Code to extract annotations from exported JSON

I’m working on a project to collect phenology data on galls, and in many cases it would be useful to associate annotations like life stage with that data. At the moment, it’s not possible to get this information directly in the csv downloader (which works for everything else I want to get) but I can get them with the Python API. Unfortunately, the result is a nasty JSON file rather than a simple csv I can manipulate. I’m planning to tackle this problem myself (with help) but I wondered if it was something others had already solved since it’s likely a common issue. Is there code out there already I could just copy to turn the JSON output into a table of annotations?

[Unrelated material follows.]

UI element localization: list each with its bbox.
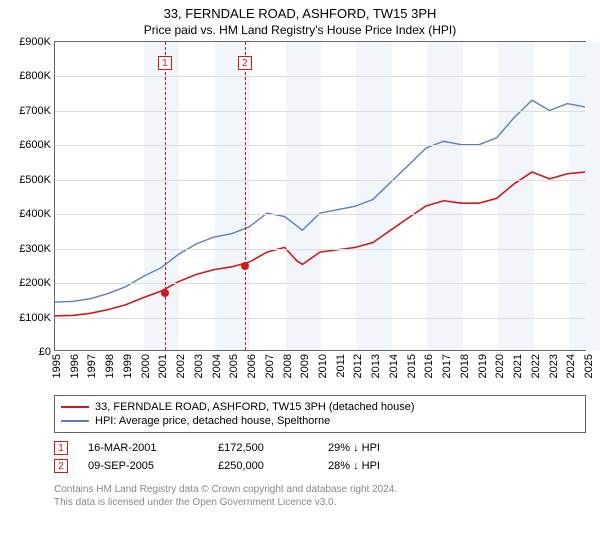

By “the Python API” do you mean the third-party package pyinaturalist?

2 Likes

Yes, exactly.

1 Like

My impression is that the rinat package cannot extract annotations from the API for some reason, but that the pyinaturalist package can, so I’m using Python in RStudio, and successfully get the results I want. They’re just in a form I don’t know how to manipulate–JSON. I imagine that since many people have come up against this issue, someone has figured out how to go from that JSON to a simple dataframe or something of the annotations, so I was hoping to save myself some time and headache by using that code if someone has it and is willing to share it.

1 Like

I haven’t seen a snippet for that particular need, but maybe @jcook has some suggestions?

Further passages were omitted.